前のめりだった僕は、男子の力に抗えるはずもなく。後ろに倒れる。
ふっと視界が揺らぐ。
そのまま、後頭部が地面にぶつかった。
*
意識がぼんやりする。僕はどうして……? ここは……?
「目が覚めましたか?」
人間のものとは思えない機械的な声が聞こえる。なんだろう。ニュース番組で犯罪者がインタビューに答えてるような。変にキーが高い、人本来の特徴を消し去った声。

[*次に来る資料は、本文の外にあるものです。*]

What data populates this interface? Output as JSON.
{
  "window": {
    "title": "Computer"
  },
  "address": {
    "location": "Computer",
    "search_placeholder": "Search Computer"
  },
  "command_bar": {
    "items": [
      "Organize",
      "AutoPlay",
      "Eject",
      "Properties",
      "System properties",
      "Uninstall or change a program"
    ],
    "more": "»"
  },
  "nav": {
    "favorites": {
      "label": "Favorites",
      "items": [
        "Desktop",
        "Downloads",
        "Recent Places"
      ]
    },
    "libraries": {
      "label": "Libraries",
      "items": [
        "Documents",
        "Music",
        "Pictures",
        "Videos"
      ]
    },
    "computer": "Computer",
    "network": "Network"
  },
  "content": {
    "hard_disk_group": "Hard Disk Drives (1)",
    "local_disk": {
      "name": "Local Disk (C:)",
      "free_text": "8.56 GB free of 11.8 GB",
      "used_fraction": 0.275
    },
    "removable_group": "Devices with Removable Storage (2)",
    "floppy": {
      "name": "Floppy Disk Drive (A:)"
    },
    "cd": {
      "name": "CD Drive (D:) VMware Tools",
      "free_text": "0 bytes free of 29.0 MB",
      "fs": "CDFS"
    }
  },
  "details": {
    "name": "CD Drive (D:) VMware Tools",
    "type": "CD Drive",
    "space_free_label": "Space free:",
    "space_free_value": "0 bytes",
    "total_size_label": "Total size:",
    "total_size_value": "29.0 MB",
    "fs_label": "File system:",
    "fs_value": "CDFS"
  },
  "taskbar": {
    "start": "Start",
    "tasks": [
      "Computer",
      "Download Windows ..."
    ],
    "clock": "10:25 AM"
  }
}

目を開けると、真っ暗な空間の中で、一人の変人が目の前に立っていた。
ヤギのようなツノに、天使のような翼。顔には赤く塗られた仮面を被ってる。
いや、ものすごく変な人だ。
「えっと、あなた誰ですか? というか、ここどこですか?」
「私は神です。あなたは今、死にかけてます。そこであなたにミッションを」
「ちょ、ちょっと待ってください。あなた本当に神様なんですか?」
「そうですけど?」
後ろについてる翼が、既に剥がれかけている。胡散臭くて仕方ない。
「いや、その外見で主張されても……」
自称神は、わざとらしく、大きなため息をついた。
「ハァー。いるんですよね。こういう若者。人を疑うことしかしないっていう。こっちはちゃんと誠実に対応しようとしてるのに」
声のせいで、不誠実感しかなかった。
「ならボイチェンやめてください」
「あなたが生き返るためには、ミッションをクリアする必要があります。頑張ってください」
無視された上に、説明も省かれた。
「これって異世界転生とかそういう流れなんじゃないんですか? 色々とお約束からズレてる気が」
僕は抗議しようと、自称神に近づいたが、背後を取られて、そのままバックドロップを決められた。